Con questa frase Voltaire, padre dell’Illuminismo, ben rappresentava l’esigenza, che dovrebbe animare qualunque Nazione, di rivolgere costanti attenzioni ai sistemi penitenziari e alle condizioni di vita dei condannati.
La realtà è, effettivamente, un’altra.
Gli istituti penitenziari italiani sono sempre più spesso luoghi di segregazione e ghettizzazione della popolazione detenuta, luoghi le cui dinamiche sono sempre meno accessibili alla società, rimanendo oscure tutti i meccanismi che all’interno vi si agitano.

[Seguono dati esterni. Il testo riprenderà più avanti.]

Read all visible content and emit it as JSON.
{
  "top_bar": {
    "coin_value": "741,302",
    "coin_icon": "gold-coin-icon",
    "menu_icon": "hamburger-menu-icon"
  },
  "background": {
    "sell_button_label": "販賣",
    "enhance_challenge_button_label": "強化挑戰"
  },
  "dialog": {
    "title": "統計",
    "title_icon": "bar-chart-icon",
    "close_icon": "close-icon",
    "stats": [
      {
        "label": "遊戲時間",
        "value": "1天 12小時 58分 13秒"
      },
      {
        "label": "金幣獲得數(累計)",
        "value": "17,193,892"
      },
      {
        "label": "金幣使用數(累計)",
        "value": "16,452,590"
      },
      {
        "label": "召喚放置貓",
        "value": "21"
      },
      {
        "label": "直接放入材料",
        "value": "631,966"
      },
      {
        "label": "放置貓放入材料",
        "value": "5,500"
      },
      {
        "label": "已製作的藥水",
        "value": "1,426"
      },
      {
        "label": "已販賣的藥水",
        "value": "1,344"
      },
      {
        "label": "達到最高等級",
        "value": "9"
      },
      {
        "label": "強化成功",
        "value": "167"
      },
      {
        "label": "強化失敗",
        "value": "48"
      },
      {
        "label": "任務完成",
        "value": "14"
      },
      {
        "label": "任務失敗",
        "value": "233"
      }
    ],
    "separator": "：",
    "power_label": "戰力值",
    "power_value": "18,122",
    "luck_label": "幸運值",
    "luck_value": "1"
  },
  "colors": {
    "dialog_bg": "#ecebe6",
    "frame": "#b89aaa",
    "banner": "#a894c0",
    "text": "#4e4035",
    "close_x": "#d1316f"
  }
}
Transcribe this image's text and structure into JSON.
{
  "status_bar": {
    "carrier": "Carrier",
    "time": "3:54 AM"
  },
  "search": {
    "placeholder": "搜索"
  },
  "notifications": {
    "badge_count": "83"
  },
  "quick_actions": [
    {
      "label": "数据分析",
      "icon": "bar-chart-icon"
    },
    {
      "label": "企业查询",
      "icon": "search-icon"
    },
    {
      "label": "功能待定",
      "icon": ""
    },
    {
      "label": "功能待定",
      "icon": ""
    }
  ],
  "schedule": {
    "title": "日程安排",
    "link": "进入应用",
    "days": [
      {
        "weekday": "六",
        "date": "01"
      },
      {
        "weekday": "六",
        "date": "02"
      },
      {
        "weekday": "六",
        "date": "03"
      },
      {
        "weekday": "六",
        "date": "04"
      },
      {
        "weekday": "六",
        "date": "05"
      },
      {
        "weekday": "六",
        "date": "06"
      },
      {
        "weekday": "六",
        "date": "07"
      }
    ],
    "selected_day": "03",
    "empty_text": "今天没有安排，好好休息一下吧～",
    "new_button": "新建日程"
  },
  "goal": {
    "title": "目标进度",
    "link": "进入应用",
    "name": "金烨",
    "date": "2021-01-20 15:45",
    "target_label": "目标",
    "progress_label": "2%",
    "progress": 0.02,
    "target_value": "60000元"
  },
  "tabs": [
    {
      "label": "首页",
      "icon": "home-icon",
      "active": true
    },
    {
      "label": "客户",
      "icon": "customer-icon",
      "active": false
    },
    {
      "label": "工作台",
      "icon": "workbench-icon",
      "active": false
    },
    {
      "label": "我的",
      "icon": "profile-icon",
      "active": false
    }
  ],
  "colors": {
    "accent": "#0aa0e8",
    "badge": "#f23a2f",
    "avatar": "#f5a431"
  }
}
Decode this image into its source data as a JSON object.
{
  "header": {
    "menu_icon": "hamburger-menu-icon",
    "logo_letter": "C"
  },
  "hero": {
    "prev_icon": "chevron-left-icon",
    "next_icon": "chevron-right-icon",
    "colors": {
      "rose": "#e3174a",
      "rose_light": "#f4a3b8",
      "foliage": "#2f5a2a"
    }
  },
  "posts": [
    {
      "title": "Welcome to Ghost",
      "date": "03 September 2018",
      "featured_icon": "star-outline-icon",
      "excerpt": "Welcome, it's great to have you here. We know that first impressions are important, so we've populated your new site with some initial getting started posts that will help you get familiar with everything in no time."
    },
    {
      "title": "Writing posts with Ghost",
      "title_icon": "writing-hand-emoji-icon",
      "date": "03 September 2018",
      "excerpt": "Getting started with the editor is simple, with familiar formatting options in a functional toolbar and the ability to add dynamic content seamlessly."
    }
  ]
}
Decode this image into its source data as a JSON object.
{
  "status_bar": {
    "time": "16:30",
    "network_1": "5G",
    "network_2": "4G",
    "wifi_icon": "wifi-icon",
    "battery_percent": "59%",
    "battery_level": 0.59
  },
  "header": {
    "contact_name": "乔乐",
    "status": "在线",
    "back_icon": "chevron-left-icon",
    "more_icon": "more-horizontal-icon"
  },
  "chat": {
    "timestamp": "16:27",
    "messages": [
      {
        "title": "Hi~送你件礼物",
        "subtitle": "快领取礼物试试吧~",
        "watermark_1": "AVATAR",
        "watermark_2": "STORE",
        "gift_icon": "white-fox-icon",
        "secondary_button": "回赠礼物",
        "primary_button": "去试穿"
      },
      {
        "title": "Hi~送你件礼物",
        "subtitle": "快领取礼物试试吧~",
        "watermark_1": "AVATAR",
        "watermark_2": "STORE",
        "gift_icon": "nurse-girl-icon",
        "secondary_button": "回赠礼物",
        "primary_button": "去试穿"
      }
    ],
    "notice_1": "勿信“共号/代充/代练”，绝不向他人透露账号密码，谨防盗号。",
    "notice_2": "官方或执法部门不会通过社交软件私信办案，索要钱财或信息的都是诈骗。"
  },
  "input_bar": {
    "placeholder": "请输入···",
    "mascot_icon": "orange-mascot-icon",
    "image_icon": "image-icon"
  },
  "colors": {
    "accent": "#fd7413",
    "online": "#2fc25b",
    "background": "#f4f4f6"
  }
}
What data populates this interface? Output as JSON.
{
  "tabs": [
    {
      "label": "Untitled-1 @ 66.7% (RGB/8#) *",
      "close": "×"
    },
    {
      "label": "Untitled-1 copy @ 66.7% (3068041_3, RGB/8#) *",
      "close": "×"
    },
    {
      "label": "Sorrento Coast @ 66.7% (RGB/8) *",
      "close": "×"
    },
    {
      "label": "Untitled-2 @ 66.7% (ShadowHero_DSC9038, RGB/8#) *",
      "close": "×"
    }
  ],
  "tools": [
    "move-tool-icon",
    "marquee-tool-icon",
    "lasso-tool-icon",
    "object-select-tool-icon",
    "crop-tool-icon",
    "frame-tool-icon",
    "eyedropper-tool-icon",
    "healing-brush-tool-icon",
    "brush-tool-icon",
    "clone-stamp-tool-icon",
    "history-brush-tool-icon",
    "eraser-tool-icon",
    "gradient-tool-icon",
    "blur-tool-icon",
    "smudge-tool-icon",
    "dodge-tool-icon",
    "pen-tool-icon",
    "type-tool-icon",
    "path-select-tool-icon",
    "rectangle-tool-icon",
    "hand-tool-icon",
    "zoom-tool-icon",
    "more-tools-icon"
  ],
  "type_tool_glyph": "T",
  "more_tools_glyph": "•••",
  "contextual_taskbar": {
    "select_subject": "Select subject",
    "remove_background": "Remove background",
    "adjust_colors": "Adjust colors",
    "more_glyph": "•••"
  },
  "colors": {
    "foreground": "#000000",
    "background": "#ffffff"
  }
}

Tanto è evidente solo agli operatori del Diritto e, specificamente, gli operatori del Diritto Penitenziario, ovverosia chi, a vario titolo, ha contatti con la popolazione detenuta.
Nell’accostarsi all’argomento che di seguito si passa a trattare occorre abbandonare qualunque forma di partigianeria, da un lato (sono tristemente frequenti i casi in cui i disservizi delle carceri e le disfunzioni del sistema penitenziario sono denunciati, ancor prima che dai detenuti, dagli Operatori penitenziari, a partire dalla Polizia Penitenziaria), e accogliere una visione della pena, forse sempre più distante dal comun sentire, ma certamente più coerente con il ruolo che la Legge attribuisce ad essa: la funzione rieducativa e risocializzante.
Prima di addentrarsi nel sistema penitenziario, è necessario evidenziare la delicatezza della materia: lo Stato ritiene che la commissione di un reato recida un legame, il legame tra società e soggetto deviante.
Questo postula un assunto: commettere un reato (e non si pensi necessariamente ai reati più aberranti, in cui tale cesura è evidente) implica la rottura di un patto, quello tra reo e il resto della società. Si rende evidente, quindi, che lo Stato ben deve calibrare “quando” un fatto è reato e, soprattutto, quanto tempo può servire al soggetto deviante per ricostruire quel patto che ha reciso.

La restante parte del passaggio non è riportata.